First VTO=3.73234
And Saturation condition is: Vds>Vgs-Vto
from figure 1 of the datasheet and for ID = 45Amp
In the Id draw a line horizontal for 45A and meet the curve for 75°C this gives you 5.2=Vgs
If you wish calculate:
M1 9 7 8 8 MM L=100u W=100u
.MODEL MM NMOS LEVEL=1 IS=1e-32
+VTO=3.73234 LAMBDA=0 KP=95.6501
ID = 1/2 Kp W/L (Vgs - Vto)^2 for saturation region
A rule of thumb is simply bias the gate and source with 10V. That will saturate the vast majority of MOSFETs.
A problem you will run into with 45A is the leads are simply not big enough. They will get hot too!. Dumping heat away from a part like this is your biggest problem, long term temperature will degrade, then fry your parts.
Simply turning a MOSFET on/off is as simple as applying a minimum voltage to the gate. Where it gets complex is if you are switching it. A gate resistor is used to prevent ringing (which in turns causes bad switching and heat), and the resistor is very low value, anywhere from 1Ω to 100Ω. The gate to drain looks like a capacitor, which can go as high as 0.1µF. Driving this capacitance is the real problem.
my big problem is driving an element that takes more current,now i want to use it in switching mode Ferquency=1Khz,how can do it with mosfet? with little price?
Thanks bill
i have another question its about mosfet power dissipation
some where i read that Pd=r*r*Rds
or
PD=VDS*ID
and some where else pd=f*(ton)*cn*vds
I won't be able to help as much as I would like on this aspect. I have a technicians point of view, plus some practical experience with using these devices. Most cases for really high currents you can parallel MOSFETs to spread the heat around, but eventually they will fail. I used to maintain a in house piece of equipment that used high currents where this was the case.
Ron contributes to some of the heat, but only in a minor way. The real problem is switching speeds. The less time spent switching, the less heat generated because of the MOSFET being in between on and off. A resistor generates heat, a switch doesn't. Frequency only contributes because it dictates how many times / second the device turns on and off.
This is the real reason drivers are so important. If I was using a MOSFET as a simple on/off I can get by with slow switching speeds, because the number of times / second is so low. When you are switching several thousand times / second you must keep the MOSFET out of it's linear mode as little as possible.

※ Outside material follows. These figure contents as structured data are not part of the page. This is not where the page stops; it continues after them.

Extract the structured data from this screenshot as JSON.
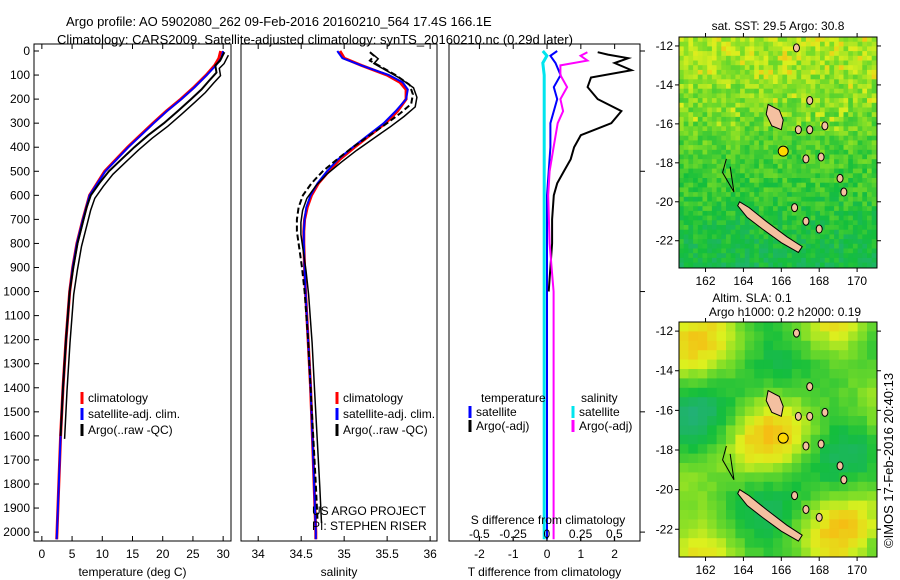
{
  "title_line1": "Argo profile: AO 5902080_262 09-Feb-2016 20160210_564 17.4S 166.1E",
  "title_line2": "Climatology: CARS2009. Satellite-adjusted climatology: synTS_20160210.nc (0.29d later)",
  "colors": {
    "climatology": "#ff0000",
    "satellite": "#0000ff",
    "argo": "#000000",
    "s_satellite": "#00e5ee",
    "s_argo": "#ff00ff"
  },
  "chart_data": [
    {
      "type": "line",
      "name": "temperature",
      "xlabel": "temperature (deg C)",
      "ylabel": "",
      "xlim": [
        -1.3,
        31.3
      ],
      "ylim": [
        0,
        2037
      ],
      "xticks": [
        "0",
        "5",
        "10",
        "15",
        "20",
        "25",
        "30"
      ],
      "xtick_values": [
        0,
        5,
        10,
        15,
        20,
        25,
        30
      ],
      "yticks": [
        0,
        100,
        200,
        300,
        400,
        500,
        600,
        700,
        800,
        900,
        1000,
        1100,
        1200,
        1300,
        1400,
        1500,
        1600,
        1700,
        1800,
        1900,
        2000
      ],
      "legend": [
        "climatology",
        "satellite-adj. clim.",
        "Argo(..raw -QC)"
      ],
      "series": [
        {
          "name": "climatology",
          "depth": [
            0,
            30,
            60,
            100,
            150,
            200,
            250,
            300,
            400,
            500,
            600,
            700,
            800,
            900,
            1000,
            1200,
            1400,
            1600,
            1800,
            2000,
            2030
          ],
          "values": [
            29.6,
            29.3,
            28.6,
            27.2,
            25.2,
            23.0,
            20.6,
            18.4,
            14.2,
            10.4,
            7.9,
            6.8,
            5.8,
            5.1,
            4.6,
            4.0,
            3.5,
            3.1,
            2.8,
            2.5,
            2.45
          ]
        },
        {
          "name": "satellite-adj. clim.",
          "depth": [
            0,
            30,
            60,
            100,
            150,
            200,
            250,
            300,
            400,
            500,
            600,
            700,
            800,
            900,
            1000,
            1200,
            1400,
            1600,
            1800,
            2000,
            2030
          ],
          "values": [
            30.0,
            29.7,
            28.8,
            27.3,
            25.3,
            23.1,
            20.7,
            18.5,
            14.3,
            10.5,
            7.9,
            6.8,
            5.8,
            5.1,
            4.6,
            4.0,
            3.5,
            3.1,
            2.8,
            2.5,
            2.45
          ]
        },
        {
          "name": "Argo(..raw -QC)",
          "depth": [
            5,
            20,
            40,
            60,
            90,
            120,
            160,
            200,
            250,
            300,
            350,
            400,
            450,
            500,
            550,
            600,
            650,
            700,
            800,
            900,
            1000,
            1200,
            1400,
            1600
          ],
          "values": [
            30.2,
            29.9,
            29.5,
            28.7,
            28.9,
            27.8,
            26.4,
            24.7,
            22.5,
            20.2,
            17.6,
            15.3,
            13.2,
            11.1,
            9.5,
            8.1,
            7.4,
            6.9,
            5.9,
            5.2,
            4.6,
            4.0,
            3.5,
            3.1
          ]
        }
      ]
    },
    {
      "type": "line",
      "name": "salinity",
      "xlabel": "salinity",
      "xlim": [
        33.8,
        36.08
      ],
      "ylim": [
        0,
        2037
      ],
      "xticks": [
        "34",
        "34.5",
        "35",
        "35.5",
        "36"
      ],
      "xtick_values": [
        34,
        34.5,
        35,
        35.5,
        36
      ],
      "legend": [
        "climatology",
        "satellite-adj. clim.",
        "Argo(..raw -QC)"
      ],
      "annotation": [
        "US ARGO PROJECT",
        "PI: STEPHEN RISER"
      ],
      "series": [
        {
          "name": "climatology",
          "depth": [
            0,
            30,
            60,
            100,
            130,
            160,
            200,
            250,
            300,
            350,
            400,
            450,
            500,
            550,
            600,
            650,
            700,
            750,
            800,
            900,
            1000,
            1200,
            1400,
            1600,
            1800,
            2000,
            2030
          ],
          "values": [
            34.95,
            35.0,
            35.2,
            35.5,
            35.65,
            35.72,
            35.72,
            35.62,
            35.48,
            35.3,
            35.12,
            34.95,
            34.82,
            34.7,
            34.62,
            34.57,
            34.54,
            34.53,
            34.53,
            34.54,
            34.55,
            34.58,
            34.61,
            34.63,
            34.65,
            34.67,
            34.67
          ]
        },
        {
          "name": "satellite-adj. clim.",
          "depth": [
            0,
            30,
            60,
            100,
            130,
            160,
            200,
            250,
            300,
            350,
            400,
            450,
            500,
            550,
            600,
            650,
            700,
            750,
            800,
            900,
            1000,
            1200,
            1400,
            1600,
            1800,
            2000,
            2030
          ],
          "values": [
            34.92,
            34.98,
            35.2,
            35.52,
            35.68,
            35.74,
            35.72,
            35.6,
            35.46,
            35.28,
            35.1,
            34.93,
            34.8,
            34.69,
            34.61,
            34.56,
            34.54,
            34.53,
            34.53,
            34.54,
            34.55,
            34.58,
            34.61,
            34.63,
            34.65,
            34.67,
            34.67
          ]
        },
        {
          "name": "Argo(..raw -QC)",
          "depth": [
            5,
            20,
            40,
            70,
            100,
            140,
            180,
            220,
            260,
            300,
            350,
            400,
            450,
            500,
            550,
            600,
            650,
            700,
            750,
            800,
            900,
            1000,
            1200,
            1400,
            1600,
            1800,
            1950
          ],
          "values": [
            35.3,
            35.35,
            35.3,
            35.45,
            35.6,
            35.76,
            35.8,
            35.78,
            35.65,
            35.5,
            35.3,
            35.1,
            34.92,
            34.75,
            34.62,
            34.52,
            34.47,
            34.45,
            34.45,
            34.47,
            34.51,
            34.54,
            34.58,
            34.61,
            34.64,
            34.67,
            34.69
          ]
        }
      ]
    },
    {
      "type": "line",
      "name": "difference",
      "xlabel": "T difference from climatology",
      "xlabel2": "S difference from climatology",
      "xlim": [
        -2.9,
        2.75
      ],
      "s_xlim": [
        -0.725,
        0.69
      ],
      "ylim": [
        0,
        2037
      ],
      "xticks": [
        "-2",
        "-1",
        "0",
        "1",
        "2"
      ],
      "xtick_values": [
        -2,
        -1,
        0,
        1,
        2
      ],
      "s_xticks": [
        "-0.5",
        "-0.25",
        "0",
        "0.25",
        "0.5"
      ],
      "s_xtick_values": [
        -0.5,
        -0.25,
        0,
        0.25,
        0.5
      ],
      "legend_headers": [
        "temperature",
        "salinity"
      ],
      "legend": [
        "satellite",
        "Argo(-adj)",
        "satellite",
        "Argo(-adj)"
      ],
      "series": [
        {
          "name": "T satellite",
          "depth": [
            0,
            20,
            50,
            100,
            150,
            200,
            300,
            400,
            500,
            600,
            700,
            800,
            1000,
            1500,
            2030
          ],
          "values": [
            0.3,
            0.1,
            0.25,
            0.4,
            0.2,
            0.3,
            0.1,
            0.1,
            0.05,
            0.0,
            0.0,
            0.0,
            0.0,
            0.0,
            0.0
          ]
        },
        {
          "name": "T Argo(-adj)",
          "depth": [
            5,
            15,
            30,
            50,
            80,
            110,
            150,
            200,
            250,
            300,
            350,
            400,
            450,
            500,
            550,
            600,
            700,
            800,
            900,
            1000
          ],
          "values": [
            1.5,
            1.8,
            2.4,
            2.0,
            2.5,
            1.3,
            1.2,
            1.5,
            2.2,
            1.9,
            1.0,
            0.8,
            0.7,
            0.5,
            0.3,
            0.2,
            0.15,
            0.15,
            0.1,
            0.05
          ]
        },
        {
          "name": "S satellite",
          "depth": [
            0,
            20,
            50,
            100,
            200,
            400,
            600,
            1000,
            1500,
            2030
          ],
          "values": [
            -0.03,
            0.0,
            -0.03,
            -0.02,
            -0.02,
            -0.02,
            -0.02,
            -0.02,
            -0.02,
            -0.02
          ]
        },
        {
          "name": "S Argo(-adj)",
          "depth": [
            5,
            20,
            40,
            60,
            100,
            150,
            200,
            250,
            300,
            400,
            500,
            600,
            800,
            1000,
            1500,
            2030
          ],
          "values": [
            0.3,
            0.25,
            0.3,
            0.1,
            0.1,
            0.15,
            0.1,
            0.12,
            0.08,
            0.05,
            0.02,
            0.01,
            0.02,
            0.05,
            0.05,
            0.05
          ]
        }
      ]
    }
  ],
  "maps": [
    {
      "title": "sat. SST: 29.5 Argo: 30.8",
      "subtitle": "",
      "lon_ticks": [
        "162",
        "164",
        "166",
        "168",
        "170"
      ],
      "lat_ticks": [
        "-12",
        "-14",
        "-16",
        "-18",
        "-20",
        "-22"
      ],
      "argo_lon": 166.1,
      "argo_lat": -17.4
    },
    {
      "title": "Altim. SLA: 0.1",
      "subtitle": "Argo h1000: 0.2 h2000: 0.19",
      "lon_ticks": [
        "162",
        "164",
        "166",
        "168",
        "170"
      ],
      "lat_ticks": [
        "-12",
        "-14",
        "-16",
        "-18",
        "-20",
        "-22"
      ],
      "argo_lon": 166.1,
      "argo_lat": -17.4
    }
  ],
  "side_label": "©IMOS 17-Feb-2016 20:40:13"
}
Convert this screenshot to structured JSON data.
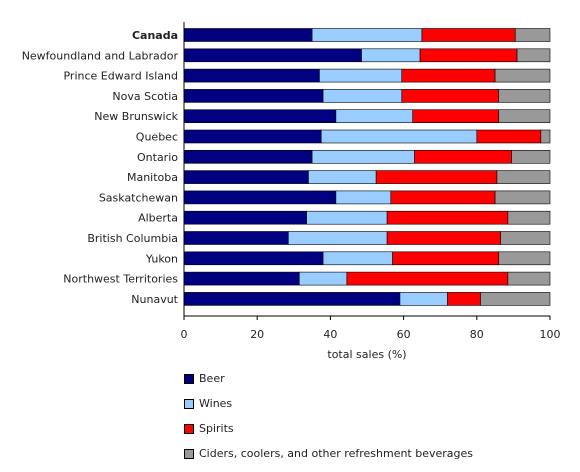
{
  "chart_data": {
    "type": "bar",
    "orientation": "horizontal",
    "stacked": true,
    "categories": [
      "Canada",
      "Newfoundland and Labrador",
      "Prince Edward Island",
      "Nova Scotia",
      "New Brunswick",
      "Quebec",
      "Ontario",
      "Manitoba",
      "Saskatchewan",
      "Alberta",
      "British Columbia",
      "Yukon",
      "Northwest Territories",
      "Nunavut"
    ],
    "bold_categories": [
      "Canada"
    ],
    "series": [
      {
        "name": "Beer",
        "color": "#000080",
        "values": [
          35,
          48.5,
          37,
          38,
          41.5,
          37.5,
          35,
          34,
          41.5,
          33.5,
          28.5,
          38,
          31.5,
          59
        ]
      },
      {
        "name": "Wines",
        "color": "#99ccff",
        "values": [
          30,
          16,
          22.5,
          21.5,
          21,
          42.5,
          28,
          18.5,
          15,
          22,
          27,
          19,
          13,
          13
        ]
      },
      {
        "name": "Spirits",
        "color": "#ff0000",
        "values": [
          25.5,
          26.5,
          25.5,
          26.5,
          23.5,
          17.5,
          26.5,
          33,
          28.5,
          33,
          31,
          29,
          44,
          9
        ]
      },
      {
        "name": "Ciders, coolers, and other refreshment beverages",
        "color": "#999999",
        "values": [
          9.5,
          9,
          15,
          14,
          14,
          2.5,
          10.5,
          14.5,
          15,
          11.5,
          13.5,
          14,
          11.5,
          19
        ]
      }
    ],
    "xlabel": "total sales (%)",
    "ylabel": "",
    "xlim": [
      0,
      100
    ],
    "xticks": [
      "0",
      "20",
      "40",
      "60",
      "80",
      "100"
    ],
    "grid": false,
    "legend_position": "bottom"
  }
}
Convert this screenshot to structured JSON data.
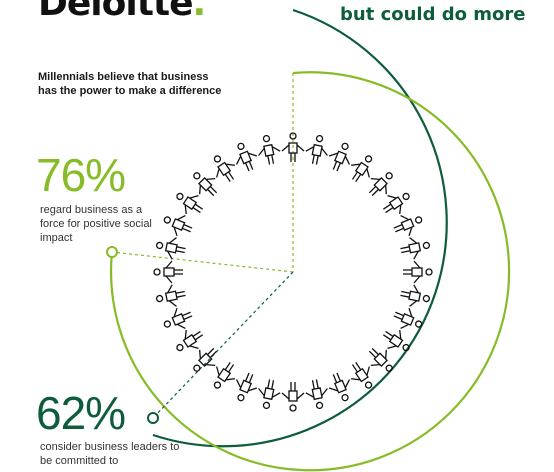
{
  "brand": {
    "name": "Deloitte",
    "dot": ".",
    "accent": "#86bc25",
    "dark_green": "#0d5d3a"
  },
  "headline": "but could do more",
  "intro": "Millennials believe that business has the power to make a difference",
  "stats": [
    {
      "value": "76%",
      "description": "regard business as a force for positive social impact",
      "color": "#86bc25"
    },
    {
      "value": "62%",
      "description": "consider business leaders to be committed to",
      "color": "#0d5d3a"
    }
  ],
  "graphic": {
    "figure_icon": "person-icon",
    "figure_count": 32
  }
}
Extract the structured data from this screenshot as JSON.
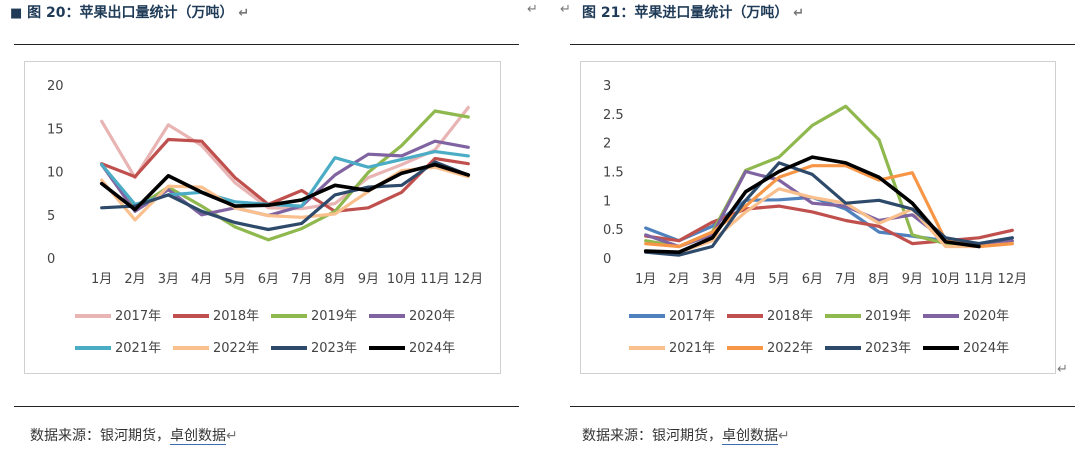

Another aspect I understand about MOSFETs but don't know how to calculate is the gate resistor. A gate looks like a large capacitance. Add a long length of wire to that and you have an inductor. An LC circuit that is being pumped with a square wave will ring, and ringing will keep the MOSFET in the analog region we are trying to avoid to keep from generating heat. The resistor is meant to damp ringing, and should be as close to the gate as possible. It should be low value, as there is a trade off between the resistor slowing the switching speed (it is an RC circuit) and preventing ringing.
I'll ask and see if one of the engineers can explain the math better, and step aside at this point.
In another link that I can't find right know, it said as a rule of thumb for gate resistors- minimum 4.7Ω ,maximum 20Ω. This is ohms NOT Kohms. A lot of schematics on the web show the values as KΩ and they are wrong.